Well we made it to Alaska. It was a very long flight, 13 hours to be exact, the kids were very well behaved but it was still very long. Ella was hard to deal with, she just wanted to get down and play so instead she busied herself with pulling my hair, standing up, sitting down, pestering her brother, and trying to throw herself off of my lap to get down.
The weather is absolutely beautiful up here, it has been in the 80's the last two days, and as you know this is the "Land of the Midnight Sun" which of course means it is light 24 hours a day. Hunter, the smarty that he is, has used the "but it's still sunny out" excuse to avoid going to bed. On the 4th we went to Alaskaland, which is definitely no Disneyland, they have a playground and a train and little shops. Hunter had fun, so it was worth it. When we got back to my parents they gave him his big present, a John Deere power wheel, ya know the car for 3 year olds. Boy is he in heaven. He looks so big driving that thing around!

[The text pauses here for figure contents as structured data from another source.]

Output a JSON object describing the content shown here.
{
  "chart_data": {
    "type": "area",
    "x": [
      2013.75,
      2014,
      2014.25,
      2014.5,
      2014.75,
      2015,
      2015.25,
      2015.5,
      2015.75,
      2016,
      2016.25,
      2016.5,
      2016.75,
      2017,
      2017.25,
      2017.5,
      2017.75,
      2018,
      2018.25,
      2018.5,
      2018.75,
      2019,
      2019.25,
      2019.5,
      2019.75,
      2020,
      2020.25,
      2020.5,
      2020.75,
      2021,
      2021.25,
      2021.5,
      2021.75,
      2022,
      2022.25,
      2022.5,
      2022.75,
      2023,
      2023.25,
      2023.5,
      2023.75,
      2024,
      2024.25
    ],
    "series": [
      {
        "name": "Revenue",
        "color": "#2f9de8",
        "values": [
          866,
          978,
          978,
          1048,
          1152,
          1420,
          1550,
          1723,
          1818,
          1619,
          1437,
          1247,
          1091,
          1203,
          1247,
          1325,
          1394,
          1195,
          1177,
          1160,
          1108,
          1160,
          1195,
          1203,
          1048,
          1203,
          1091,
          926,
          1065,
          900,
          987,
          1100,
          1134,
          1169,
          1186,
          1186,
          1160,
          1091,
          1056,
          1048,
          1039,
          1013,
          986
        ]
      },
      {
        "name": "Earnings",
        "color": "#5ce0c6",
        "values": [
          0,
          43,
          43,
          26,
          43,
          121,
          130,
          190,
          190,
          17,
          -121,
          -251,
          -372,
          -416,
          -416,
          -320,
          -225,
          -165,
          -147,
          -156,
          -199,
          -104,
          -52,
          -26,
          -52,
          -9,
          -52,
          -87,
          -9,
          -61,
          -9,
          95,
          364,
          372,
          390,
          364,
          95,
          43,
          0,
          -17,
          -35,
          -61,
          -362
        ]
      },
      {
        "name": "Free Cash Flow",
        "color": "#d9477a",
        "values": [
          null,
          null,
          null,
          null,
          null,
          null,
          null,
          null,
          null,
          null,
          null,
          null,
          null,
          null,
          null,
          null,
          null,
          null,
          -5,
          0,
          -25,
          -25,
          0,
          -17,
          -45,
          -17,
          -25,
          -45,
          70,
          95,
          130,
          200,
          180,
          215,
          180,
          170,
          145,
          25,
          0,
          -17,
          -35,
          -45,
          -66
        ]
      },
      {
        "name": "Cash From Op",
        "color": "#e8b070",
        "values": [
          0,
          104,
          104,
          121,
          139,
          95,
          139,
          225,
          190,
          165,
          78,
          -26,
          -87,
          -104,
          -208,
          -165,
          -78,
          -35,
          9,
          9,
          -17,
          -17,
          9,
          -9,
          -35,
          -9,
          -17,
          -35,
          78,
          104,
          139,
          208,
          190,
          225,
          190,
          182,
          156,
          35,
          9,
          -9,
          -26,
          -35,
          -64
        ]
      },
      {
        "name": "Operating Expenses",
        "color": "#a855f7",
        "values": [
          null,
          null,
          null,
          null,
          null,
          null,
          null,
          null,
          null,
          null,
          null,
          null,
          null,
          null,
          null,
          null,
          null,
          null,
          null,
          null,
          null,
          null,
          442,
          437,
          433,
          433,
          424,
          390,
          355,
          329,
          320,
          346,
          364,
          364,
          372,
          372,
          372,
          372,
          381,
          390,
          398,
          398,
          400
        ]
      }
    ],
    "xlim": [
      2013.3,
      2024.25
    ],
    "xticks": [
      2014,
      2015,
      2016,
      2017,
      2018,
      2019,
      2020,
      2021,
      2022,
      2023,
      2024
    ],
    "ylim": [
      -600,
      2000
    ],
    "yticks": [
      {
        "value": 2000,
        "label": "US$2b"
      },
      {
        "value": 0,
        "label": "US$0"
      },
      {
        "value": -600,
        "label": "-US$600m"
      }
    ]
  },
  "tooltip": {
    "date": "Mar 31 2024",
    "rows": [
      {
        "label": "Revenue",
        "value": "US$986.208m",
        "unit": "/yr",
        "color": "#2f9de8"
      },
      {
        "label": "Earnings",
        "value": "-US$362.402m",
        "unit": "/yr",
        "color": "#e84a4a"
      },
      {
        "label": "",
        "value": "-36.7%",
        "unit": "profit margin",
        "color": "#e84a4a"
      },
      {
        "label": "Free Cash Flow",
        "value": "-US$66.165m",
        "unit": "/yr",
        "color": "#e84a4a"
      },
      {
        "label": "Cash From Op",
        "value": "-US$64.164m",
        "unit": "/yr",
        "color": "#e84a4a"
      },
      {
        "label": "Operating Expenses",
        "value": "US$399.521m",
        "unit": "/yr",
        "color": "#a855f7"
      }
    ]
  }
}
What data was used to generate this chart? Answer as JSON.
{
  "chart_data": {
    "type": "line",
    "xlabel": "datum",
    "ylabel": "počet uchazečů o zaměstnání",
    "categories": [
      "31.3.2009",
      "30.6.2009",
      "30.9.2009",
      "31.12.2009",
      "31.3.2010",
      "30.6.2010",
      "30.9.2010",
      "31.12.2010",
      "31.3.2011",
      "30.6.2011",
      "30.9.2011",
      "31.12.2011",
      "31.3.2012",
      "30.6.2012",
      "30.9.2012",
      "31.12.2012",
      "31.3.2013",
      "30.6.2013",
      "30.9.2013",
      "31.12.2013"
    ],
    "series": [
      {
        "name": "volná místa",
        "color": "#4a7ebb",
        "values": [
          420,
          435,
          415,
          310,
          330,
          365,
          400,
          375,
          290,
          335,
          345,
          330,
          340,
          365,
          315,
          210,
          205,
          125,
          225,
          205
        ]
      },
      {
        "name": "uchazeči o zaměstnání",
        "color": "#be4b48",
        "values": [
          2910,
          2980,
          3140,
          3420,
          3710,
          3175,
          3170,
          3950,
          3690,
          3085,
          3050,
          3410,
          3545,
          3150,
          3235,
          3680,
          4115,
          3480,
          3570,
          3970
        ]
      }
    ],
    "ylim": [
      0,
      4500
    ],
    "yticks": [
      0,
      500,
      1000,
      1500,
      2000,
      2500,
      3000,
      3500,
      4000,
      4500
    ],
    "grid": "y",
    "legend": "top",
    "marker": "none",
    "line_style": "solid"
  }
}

It has been a little bit strange being here. I guess Ella's having Down syndrome is more real to me here. Maybe because I am out of my comfort zone so to speak. I guess I forget, not really but put it out of my mind, when I am at home and around my friends that see her all the time. So, flying on the plane and being in the airports it was the same old "are those people staring at her?" Plus I think the older she gets the more her features stand out. She has started here lately with her mouth hanging open more and her tongue sticking out more, which she wasn't really doing. What makes me so mad/upset is that I even think this way. I KNOW that it doesn't matter and I KNOW that I love her just the way she is and that she is perfect to me, but my mind always defaults back to the why and being so defensive about her. I drive myself crazy.
Anyhow, the kids are being wonderfully spoiled. My grandma and sister are also here visiting and after they leave my brother and his new wife will be here, and my kids just eat up all of the attention. So, that's it for today, I will put pictures on pretty soon, my parents computer takes forever for them to upload and it is after midnight so I am heading to bed.
PS - Katrina that commented on my last post, I wrote you back on that same post.
And I Wish I Could Read Even More!!
3 years ago
3 comments:
Hey! So glad to hear you made it there safely!! I couldn't imagine a 13 hour flight with two little kids!! You are brave!! I had written you a big long post but for some reason this site wouldn't except my password so I had to start all over..It sounds like your son made out with his new wheels!! Before long Miss Ella will want to ride. It sounds like the weather is nice there, we have finally had a break with the heat wave here. I can't wait to see some pics from there. I will send ya some pics asap..I only get a few minutes here and there on the computer with Jakey and all..I have 6 kiddos in all from 18 years to 4 months. How wild is this..I actually live in Cobb County!! Jacob was born in Marietta at Kennestone Hospital!! I was so excited to see that you have family here! It would be awesome to meet you all. I wish you were moving here. We pretty much have four seasons. And think of all the babysitters you would have, not to mention Ella's boyfriend is here!! Ok I'm writing a book so I will go and email you! Have fun and tell people that stare at that pretty girl "Don't you wish you were as pretty?"!! Or "She is beautiful isn't she??"
Take care and post pics asap!!
Katrina
glad to hear you are safe in alaska! you have fun and don't let the looks of people get you down. she is a doll baby and a half--can't wait till our triplet birthday barbeque!
glad you made it there safely! I remember flying once w/Kayla at that age, and again when she was almost 2 - it's very hard to keep that age occupied on a plane!